What would May think if she knew that Dan had been hanging around the cabin, still welcome in the family after she’d kicked him out of her life? Wouldn’t that seem disloyal?
The cursor blinked.
Allie deleted the sentence and typed,
Don’t worry about Dan. Is Ben a good kisser?
It was a hunch. Not quite serious, not quite a joke—the question they’d asked each other about every guy they’d been interested in during college and ever since. They asked it of strangers they ogled at concerts, of first dates and third dates.
It meant, Have you kissed him?
It meant, How serious is this?
After a moment, May’s answer came through with a chime.
Un-fucking-believable.
It was Allie’s word—the highest praise she had to offer on the kissing scale she had developed in college.
A loaded response, because Allie had always maintained that if a guy was an un-fucking-believable kisser, she had no choice but to sleep with him. Un-fucking-believable kissers didn’t come along often enough to waste.
Again, her fingers hovered over the keyboard. But she took a deep breath and typed anyway, because she knew if she’d been in May’s position, May would have done it for her.

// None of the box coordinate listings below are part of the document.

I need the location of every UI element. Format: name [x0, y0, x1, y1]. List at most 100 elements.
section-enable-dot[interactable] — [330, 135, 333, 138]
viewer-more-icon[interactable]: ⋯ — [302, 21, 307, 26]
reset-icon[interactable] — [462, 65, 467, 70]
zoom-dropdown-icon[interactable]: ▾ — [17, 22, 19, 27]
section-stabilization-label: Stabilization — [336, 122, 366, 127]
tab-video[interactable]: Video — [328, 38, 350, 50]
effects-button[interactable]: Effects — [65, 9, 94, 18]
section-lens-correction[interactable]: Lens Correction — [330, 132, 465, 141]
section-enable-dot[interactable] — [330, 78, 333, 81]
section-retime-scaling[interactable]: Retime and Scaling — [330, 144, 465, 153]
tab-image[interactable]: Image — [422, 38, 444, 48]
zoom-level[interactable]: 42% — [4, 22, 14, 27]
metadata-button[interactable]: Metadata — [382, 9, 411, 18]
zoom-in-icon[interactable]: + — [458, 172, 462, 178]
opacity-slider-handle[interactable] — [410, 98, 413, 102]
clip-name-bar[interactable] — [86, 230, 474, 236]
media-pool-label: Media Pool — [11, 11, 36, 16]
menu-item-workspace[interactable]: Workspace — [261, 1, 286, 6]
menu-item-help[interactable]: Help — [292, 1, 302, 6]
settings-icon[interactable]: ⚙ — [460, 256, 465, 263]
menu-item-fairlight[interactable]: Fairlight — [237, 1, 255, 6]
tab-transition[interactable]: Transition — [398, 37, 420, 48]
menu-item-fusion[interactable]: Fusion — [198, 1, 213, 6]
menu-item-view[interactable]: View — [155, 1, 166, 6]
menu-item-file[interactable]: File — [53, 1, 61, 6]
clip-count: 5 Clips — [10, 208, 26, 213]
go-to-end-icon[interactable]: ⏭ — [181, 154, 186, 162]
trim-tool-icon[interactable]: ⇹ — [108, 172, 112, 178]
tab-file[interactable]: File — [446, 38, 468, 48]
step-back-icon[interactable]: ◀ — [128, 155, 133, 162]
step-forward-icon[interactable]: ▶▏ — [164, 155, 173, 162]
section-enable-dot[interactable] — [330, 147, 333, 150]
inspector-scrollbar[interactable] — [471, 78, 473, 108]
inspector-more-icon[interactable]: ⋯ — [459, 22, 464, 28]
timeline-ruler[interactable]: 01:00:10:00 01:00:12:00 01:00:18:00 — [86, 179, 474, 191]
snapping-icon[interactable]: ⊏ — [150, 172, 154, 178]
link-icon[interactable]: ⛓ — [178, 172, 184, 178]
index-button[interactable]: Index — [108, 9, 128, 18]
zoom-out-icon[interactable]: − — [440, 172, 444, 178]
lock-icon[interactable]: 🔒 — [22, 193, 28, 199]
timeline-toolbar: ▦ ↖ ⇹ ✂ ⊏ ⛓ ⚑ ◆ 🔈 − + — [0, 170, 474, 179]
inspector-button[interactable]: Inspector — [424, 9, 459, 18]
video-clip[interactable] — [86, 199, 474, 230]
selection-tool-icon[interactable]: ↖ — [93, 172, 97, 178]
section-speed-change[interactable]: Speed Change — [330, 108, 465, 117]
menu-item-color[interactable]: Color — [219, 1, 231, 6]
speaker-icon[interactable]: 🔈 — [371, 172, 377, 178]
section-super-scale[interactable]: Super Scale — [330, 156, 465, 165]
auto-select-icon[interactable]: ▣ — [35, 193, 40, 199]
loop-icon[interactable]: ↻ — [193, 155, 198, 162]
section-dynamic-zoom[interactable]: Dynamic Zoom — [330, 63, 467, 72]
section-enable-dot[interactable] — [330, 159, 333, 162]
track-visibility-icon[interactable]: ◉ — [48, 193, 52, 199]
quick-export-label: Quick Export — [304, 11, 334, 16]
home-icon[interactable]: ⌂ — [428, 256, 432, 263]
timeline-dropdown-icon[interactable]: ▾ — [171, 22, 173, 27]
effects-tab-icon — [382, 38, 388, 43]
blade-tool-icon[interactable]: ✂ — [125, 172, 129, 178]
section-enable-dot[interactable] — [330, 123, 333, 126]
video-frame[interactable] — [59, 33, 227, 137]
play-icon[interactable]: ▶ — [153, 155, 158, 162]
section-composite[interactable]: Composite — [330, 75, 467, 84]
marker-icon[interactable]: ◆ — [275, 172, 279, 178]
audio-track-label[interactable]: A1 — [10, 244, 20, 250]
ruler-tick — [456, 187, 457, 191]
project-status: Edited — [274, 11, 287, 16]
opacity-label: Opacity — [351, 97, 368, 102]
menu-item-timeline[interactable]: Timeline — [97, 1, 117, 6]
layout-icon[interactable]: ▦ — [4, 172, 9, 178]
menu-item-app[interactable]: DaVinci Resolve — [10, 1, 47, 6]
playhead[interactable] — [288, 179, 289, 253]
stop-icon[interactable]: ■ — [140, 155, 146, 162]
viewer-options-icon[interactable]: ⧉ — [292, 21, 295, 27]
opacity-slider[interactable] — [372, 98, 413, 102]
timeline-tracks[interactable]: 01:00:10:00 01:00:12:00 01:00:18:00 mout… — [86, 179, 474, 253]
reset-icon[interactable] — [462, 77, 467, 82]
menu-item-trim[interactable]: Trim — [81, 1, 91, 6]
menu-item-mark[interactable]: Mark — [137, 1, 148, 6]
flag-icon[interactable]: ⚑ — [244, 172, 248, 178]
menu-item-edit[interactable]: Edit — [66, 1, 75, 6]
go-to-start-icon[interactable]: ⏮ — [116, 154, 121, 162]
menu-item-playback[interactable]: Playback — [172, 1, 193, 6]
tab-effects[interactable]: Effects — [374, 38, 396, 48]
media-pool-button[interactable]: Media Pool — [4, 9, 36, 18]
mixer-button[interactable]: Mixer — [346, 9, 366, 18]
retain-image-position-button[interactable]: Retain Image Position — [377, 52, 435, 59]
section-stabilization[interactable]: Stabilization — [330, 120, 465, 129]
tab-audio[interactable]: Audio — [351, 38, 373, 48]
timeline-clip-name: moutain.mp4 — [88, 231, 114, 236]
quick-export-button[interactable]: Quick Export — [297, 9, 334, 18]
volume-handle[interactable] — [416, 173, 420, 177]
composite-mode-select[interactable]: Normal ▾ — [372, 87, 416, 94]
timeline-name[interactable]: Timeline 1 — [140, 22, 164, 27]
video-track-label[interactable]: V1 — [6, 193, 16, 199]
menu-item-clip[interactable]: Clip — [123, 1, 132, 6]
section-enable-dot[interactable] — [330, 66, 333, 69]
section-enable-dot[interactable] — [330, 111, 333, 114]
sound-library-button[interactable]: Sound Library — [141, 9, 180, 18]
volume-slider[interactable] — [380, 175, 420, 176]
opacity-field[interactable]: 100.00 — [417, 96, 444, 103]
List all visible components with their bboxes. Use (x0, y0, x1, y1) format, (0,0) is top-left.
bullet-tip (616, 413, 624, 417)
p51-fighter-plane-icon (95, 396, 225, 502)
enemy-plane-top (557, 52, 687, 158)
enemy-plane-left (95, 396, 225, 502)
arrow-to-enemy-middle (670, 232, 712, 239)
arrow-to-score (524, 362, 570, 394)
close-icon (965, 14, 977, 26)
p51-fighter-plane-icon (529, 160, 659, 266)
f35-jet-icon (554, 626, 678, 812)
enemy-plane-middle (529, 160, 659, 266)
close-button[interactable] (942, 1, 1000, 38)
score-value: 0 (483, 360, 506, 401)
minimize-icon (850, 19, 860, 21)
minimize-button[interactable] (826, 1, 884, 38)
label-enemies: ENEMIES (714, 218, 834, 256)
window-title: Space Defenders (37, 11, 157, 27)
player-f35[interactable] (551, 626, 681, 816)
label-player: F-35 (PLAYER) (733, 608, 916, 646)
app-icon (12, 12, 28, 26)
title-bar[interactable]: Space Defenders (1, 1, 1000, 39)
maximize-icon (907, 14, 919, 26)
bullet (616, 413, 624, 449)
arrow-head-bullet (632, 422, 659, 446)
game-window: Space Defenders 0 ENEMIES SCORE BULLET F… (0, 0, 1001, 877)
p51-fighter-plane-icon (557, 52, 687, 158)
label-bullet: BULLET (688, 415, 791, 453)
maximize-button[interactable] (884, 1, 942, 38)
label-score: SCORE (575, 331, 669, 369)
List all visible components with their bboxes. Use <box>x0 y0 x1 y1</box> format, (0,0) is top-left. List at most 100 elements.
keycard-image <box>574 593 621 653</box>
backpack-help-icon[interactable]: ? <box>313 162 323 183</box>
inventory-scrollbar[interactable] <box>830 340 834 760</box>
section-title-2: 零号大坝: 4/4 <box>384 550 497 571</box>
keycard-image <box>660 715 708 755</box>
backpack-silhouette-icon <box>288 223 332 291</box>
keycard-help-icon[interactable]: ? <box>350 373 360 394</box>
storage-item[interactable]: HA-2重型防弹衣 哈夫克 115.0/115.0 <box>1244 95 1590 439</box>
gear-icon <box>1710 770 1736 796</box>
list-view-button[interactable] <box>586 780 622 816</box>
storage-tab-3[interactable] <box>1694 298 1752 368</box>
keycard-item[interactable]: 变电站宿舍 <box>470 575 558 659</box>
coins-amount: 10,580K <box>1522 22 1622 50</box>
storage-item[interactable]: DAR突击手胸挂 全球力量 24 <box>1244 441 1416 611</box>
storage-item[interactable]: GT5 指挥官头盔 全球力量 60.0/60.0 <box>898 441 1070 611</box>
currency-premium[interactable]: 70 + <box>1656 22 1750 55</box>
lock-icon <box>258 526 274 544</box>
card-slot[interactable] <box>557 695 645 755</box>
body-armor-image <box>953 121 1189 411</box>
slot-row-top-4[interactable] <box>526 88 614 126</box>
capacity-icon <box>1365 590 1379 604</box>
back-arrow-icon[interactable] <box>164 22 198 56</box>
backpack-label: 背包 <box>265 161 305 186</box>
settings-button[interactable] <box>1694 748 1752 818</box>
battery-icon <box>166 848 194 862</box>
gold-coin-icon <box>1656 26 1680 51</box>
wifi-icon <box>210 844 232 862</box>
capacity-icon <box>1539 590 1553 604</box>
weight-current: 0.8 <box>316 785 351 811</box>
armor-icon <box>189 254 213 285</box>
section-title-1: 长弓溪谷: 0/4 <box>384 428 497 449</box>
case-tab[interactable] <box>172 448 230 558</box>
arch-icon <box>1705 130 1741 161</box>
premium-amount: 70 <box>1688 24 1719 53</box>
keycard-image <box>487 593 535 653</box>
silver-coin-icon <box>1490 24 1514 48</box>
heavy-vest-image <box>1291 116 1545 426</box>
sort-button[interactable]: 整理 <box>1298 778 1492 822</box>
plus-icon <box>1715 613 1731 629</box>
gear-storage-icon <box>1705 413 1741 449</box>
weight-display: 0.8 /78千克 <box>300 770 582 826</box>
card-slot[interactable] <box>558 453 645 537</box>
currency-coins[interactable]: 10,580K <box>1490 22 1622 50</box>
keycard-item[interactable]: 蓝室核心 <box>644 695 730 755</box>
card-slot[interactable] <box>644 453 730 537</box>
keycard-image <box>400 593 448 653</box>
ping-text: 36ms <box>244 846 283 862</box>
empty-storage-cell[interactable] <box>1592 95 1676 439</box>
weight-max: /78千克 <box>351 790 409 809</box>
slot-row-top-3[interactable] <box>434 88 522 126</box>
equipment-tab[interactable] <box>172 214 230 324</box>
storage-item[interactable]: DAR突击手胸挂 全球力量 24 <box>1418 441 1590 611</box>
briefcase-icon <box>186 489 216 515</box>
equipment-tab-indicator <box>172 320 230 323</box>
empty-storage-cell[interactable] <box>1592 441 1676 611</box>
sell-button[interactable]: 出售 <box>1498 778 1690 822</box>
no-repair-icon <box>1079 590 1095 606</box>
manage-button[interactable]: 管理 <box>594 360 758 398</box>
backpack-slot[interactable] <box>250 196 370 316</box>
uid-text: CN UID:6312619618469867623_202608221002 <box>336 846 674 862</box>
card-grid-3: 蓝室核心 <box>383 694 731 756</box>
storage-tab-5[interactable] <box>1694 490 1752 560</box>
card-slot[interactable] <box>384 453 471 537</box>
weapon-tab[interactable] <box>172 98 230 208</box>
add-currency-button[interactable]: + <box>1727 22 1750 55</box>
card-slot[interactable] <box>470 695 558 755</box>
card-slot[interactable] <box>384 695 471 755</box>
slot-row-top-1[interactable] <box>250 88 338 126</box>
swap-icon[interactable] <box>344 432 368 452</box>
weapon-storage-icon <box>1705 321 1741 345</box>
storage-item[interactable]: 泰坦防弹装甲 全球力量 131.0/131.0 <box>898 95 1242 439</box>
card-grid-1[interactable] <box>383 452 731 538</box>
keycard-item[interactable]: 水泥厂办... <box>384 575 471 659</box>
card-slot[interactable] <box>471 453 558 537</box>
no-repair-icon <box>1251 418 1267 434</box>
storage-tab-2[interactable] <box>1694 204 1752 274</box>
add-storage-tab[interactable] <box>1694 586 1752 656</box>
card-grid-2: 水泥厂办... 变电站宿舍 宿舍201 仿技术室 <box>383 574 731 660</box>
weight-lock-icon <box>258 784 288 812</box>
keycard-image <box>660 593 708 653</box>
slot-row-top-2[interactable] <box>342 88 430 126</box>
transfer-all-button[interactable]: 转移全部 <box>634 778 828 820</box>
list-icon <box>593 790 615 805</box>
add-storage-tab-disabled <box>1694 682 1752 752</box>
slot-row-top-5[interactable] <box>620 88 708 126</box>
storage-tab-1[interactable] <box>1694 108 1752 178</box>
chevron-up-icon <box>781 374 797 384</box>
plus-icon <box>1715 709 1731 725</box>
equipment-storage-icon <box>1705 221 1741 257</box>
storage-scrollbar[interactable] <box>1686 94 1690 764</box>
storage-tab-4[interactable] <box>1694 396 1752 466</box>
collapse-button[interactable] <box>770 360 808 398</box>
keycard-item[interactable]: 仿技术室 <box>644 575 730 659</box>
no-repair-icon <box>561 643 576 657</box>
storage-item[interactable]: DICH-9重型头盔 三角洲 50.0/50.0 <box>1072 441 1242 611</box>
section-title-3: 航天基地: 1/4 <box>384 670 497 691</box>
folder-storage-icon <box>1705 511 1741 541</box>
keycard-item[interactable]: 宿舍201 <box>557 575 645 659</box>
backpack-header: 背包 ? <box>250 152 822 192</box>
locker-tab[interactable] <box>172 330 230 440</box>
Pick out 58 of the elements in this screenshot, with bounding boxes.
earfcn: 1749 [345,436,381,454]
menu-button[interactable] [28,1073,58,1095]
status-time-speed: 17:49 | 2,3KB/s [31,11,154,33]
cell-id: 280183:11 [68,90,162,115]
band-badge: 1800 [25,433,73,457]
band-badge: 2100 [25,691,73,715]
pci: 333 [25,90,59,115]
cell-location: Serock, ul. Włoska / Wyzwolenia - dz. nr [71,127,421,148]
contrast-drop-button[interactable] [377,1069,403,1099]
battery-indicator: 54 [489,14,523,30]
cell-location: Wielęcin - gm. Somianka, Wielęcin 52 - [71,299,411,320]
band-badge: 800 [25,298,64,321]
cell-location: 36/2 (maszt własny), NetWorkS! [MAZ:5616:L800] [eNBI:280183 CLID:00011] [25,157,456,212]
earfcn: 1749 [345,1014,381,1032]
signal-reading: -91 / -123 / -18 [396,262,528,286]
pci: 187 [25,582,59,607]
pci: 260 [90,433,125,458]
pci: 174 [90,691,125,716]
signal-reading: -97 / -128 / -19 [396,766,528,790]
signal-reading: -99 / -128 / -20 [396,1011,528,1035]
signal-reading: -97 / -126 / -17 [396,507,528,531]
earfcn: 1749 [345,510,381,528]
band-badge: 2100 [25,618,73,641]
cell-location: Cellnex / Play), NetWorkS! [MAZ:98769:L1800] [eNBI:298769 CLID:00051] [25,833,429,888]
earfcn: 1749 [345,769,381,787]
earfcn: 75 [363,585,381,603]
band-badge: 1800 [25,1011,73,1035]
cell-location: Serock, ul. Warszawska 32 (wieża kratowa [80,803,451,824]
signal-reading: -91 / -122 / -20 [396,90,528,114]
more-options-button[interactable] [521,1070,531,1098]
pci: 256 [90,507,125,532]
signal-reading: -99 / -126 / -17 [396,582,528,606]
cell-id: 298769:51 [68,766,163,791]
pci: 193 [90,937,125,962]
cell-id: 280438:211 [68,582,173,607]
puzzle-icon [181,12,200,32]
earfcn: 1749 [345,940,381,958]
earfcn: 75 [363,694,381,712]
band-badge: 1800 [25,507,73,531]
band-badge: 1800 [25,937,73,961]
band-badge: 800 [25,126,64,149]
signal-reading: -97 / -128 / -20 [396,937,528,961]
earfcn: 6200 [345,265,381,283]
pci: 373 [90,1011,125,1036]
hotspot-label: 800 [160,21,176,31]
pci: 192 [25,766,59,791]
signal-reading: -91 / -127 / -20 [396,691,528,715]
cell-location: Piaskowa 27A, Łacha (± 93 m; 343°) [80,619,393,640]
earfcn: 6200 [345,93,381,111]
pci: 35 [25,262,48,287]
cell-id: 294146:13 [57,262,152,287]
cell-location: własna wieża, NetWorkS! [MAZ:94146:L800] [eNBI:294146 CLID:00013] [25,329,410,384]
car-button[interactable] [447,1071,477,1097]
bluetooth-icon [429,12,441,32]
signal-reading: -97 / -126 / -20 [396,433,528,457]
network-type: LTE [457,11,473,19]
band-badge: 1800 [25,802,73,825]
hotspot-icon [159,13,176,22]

Allielooya: Ur path is clear, grasshopper.
XChfSardo: o_0
XChfSardo: I should go.
XChfSardo: XOXOXOXOXOXO
Allie was smiling faintly as she switched off her phone.
Back at the cabin, everyone was waiting for May to come to her senses, but Allie was starting to hope she wouldn’t. At least, not right away.
May had never cut loose, never done bad things just to feel the rush, never chased after inappropriate men or woken up in an unfamiliar bedroom with a hangover and a weird rash.
Was it wrong to want her to have some of that?
Was it wrong to want her to cut loose while also hoping, rather desperately, that she’d come home and get back together with Dan and tell Allie what to do and fix this mess?
Probably. Allie was wrong most of the time. And she felt so stuck, with the wedding coming up, that she pretty much had to be living vicariously through May.
But May deserved her fun after what Dan had done. She could put things back together later, after she’d bonked the hottie with the jaw of steel and the nice forearms. Allie would return to the cabin and tell everyone May wasn’t coming. Send Dan on home. Make up something to tell Mom that would give May this little bit of breathing room she needed.
In the dark screen of the phone, she could see her own reflection. She stuck her tongue out and crossed her eyes. “Go crazy,” she told her absent sister. “It’s your turn to be the fuckup.”
And anyway, if Allie’s panic had its way—if she actually managed to choke back her cowardice and do something to put an end to her clamoring doubts about the wedding that was only six days away—she would steal back her title as Family’s Number-One Fuckup soon enough.
* * *
May handed the phone back.
“Where are we going now?” she asked.
He didn’t look away from the street. “Wherever you want.”
Not fair. She didn’t know the city, and she didn’t want anything except to fix what they’d managed, once more, to mess up.